Perhaps these three men had once had the names of Ruil and Amerce and Romer, but they did not have those names now. They were walking in a direction that had not yet been renamed... They had sandals on their feet; they were wrapped in cloaks and euphoria; they had staffs in their hands; and they carried . . . lighted lanterns in the daytime — three wise men.

For anyone interested in tracing Lafferty’s thoughts on catastrophism and fringe thought (beyond old friends Immanuel Velikovsky and Charles Fort), the story offers two additional sources. Lafferty alludes to Patrick O’Connell, a Catholic priest and the author of Science of Today and the Problems of Genesis, a mid–twentieth-century defense of a traditional reading of Genesis that takes contemporary scientific claims seriously enough to shoot at. The book reflects many of Lafferty’s own views, especially his impatience with attempts to rationalize away the wonder of the Primeval History of Genesis 1-11. All of them are, of course, load-bearing elements in the ghost story: creation, Eden and fall, Cain and Abel, the Flood and Noah, and the Tower of Babel.
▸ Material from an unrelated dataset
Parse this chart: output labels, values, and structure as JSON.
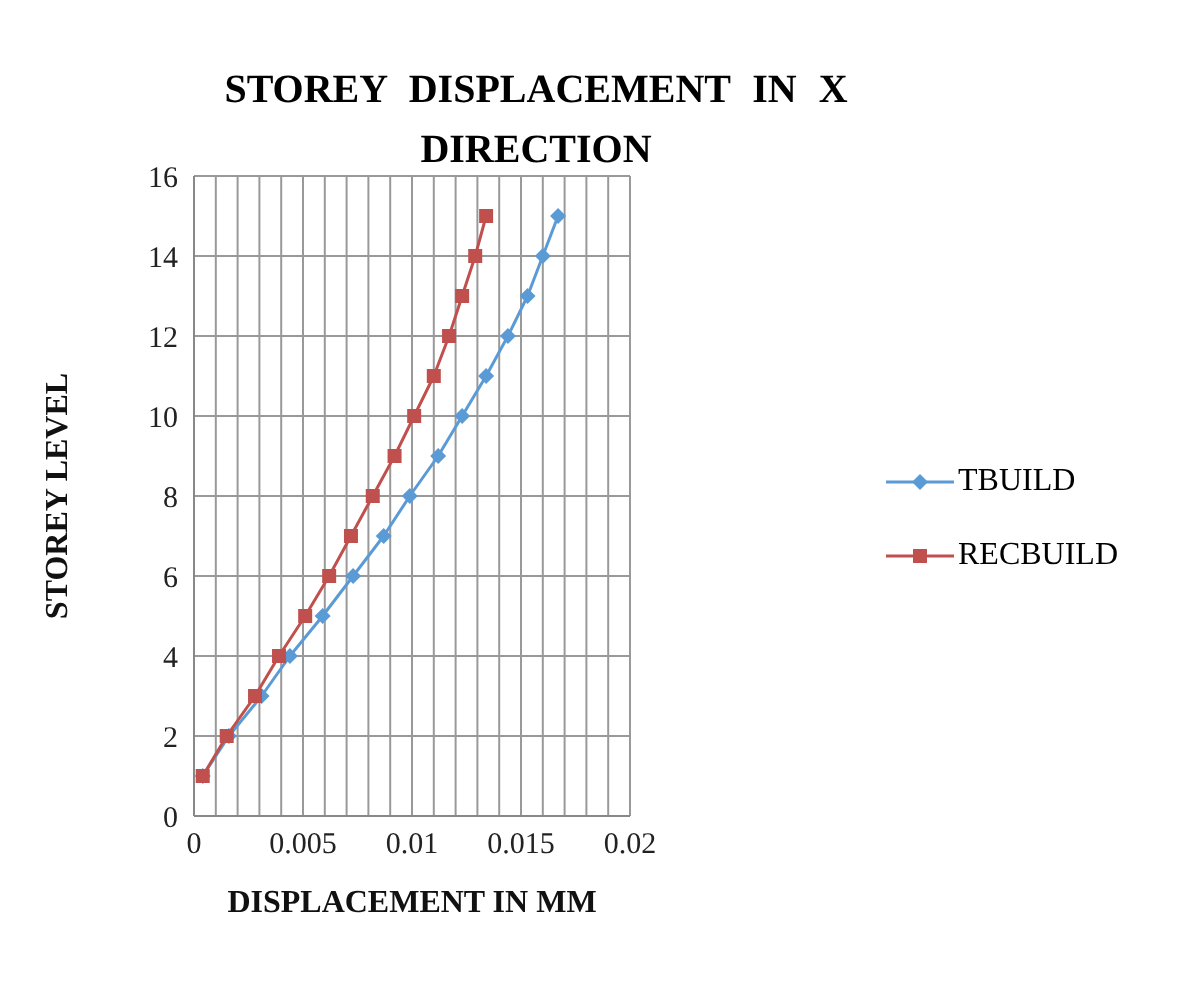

Lafferty also refers to Donald Wesley Patten, a once-prominent figure in catastrophist and creationist circles, and the author of The Biblical Flood and the Ice Epoch (1966), which treats the Flood of Genesis as a real, global geophysical catastrophe. Taken together, these references place “When All the Lands Pour Out Again” within what might be called Lafferty’s Genesis cycle: the group of stories in which he displaces the Book of Genesis into science-fictional and fantasy settings, from early work like “In the Garden” to later pieces such as “Encased in Ancient Rind.”